By the time they have called a conference and blabbered on for days it’s too late. Now many times have you witnessed the pathetic sight of the UN and its world Organisations pleading for funds, equipment. Just look at the current Ebola outbreak. Growing the economy at all costs and keeping Wall Street happy seems to be their solution to all or woes.
Here are a few things that could be done.
Restore meaning to sustainability as more than just a marketing tool.
Share knowledge, share capital, and investments around the world.
Remove the Veto in the United nations and give all nations an equal standing.
Remove Carbon Credits. Set trading admission penalties for pollution.
And Make Greed contribute by,
Place a world Aid Commission of 0.05% on all High Frequency Trading, on all Foreign Exchange Transactions over £20,000, and Foreign Wealth Funds Acquisitions. This would create a perpetual fund removing the need to beg for funds every time there is a disaster. The funds could replace the World bank, the IMF, Save the Children, fund Conservation, and make enormous inroads into Inequality the scourge of our Technology Age.

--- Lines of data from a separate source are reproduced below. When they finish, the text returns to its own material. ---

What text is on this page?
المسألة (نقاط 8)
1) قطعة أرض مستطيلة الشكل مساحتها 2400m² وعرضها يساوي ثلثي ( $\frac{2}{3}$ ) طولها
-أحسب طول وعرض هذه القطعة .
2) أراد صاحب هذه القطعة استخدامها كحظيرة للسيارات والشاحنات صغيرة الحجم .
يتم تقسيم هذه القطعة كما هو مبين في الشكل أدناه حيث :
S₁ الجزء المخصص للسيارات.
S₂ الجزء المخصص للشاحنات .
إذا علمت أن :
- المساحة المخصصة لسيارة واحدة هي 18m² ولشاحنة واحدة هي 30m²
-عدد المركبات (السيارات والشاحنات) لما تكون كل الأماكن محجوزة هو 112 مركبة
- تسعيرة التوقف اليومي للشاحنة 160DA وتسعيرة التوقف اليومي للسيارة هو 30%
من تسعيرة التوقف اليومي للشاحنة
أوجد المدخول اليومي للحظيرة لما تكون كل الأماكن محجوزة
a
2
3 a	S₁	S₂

For me there has be a greater willingness by our politicians to question conventional measures of economic growth in favor of more sustainable models with a greater emphasis on well-being.
Before you bombard me with all the good things the have come out of the Industrial Revolution I refer you to the title of this post.
Yes we would not have the Internet, Landed on the moon, developed drugs, and invented this and that, but there is no point in relying on all the answers coming from Google than experiencing it in reality.
IF WE DON’T WANT THE LEGACY of the Industrial Revolution to be a divided world due to Inequality we must conquer Greed by harnessing it to contribute to all or there will be nothing left to be greedy about.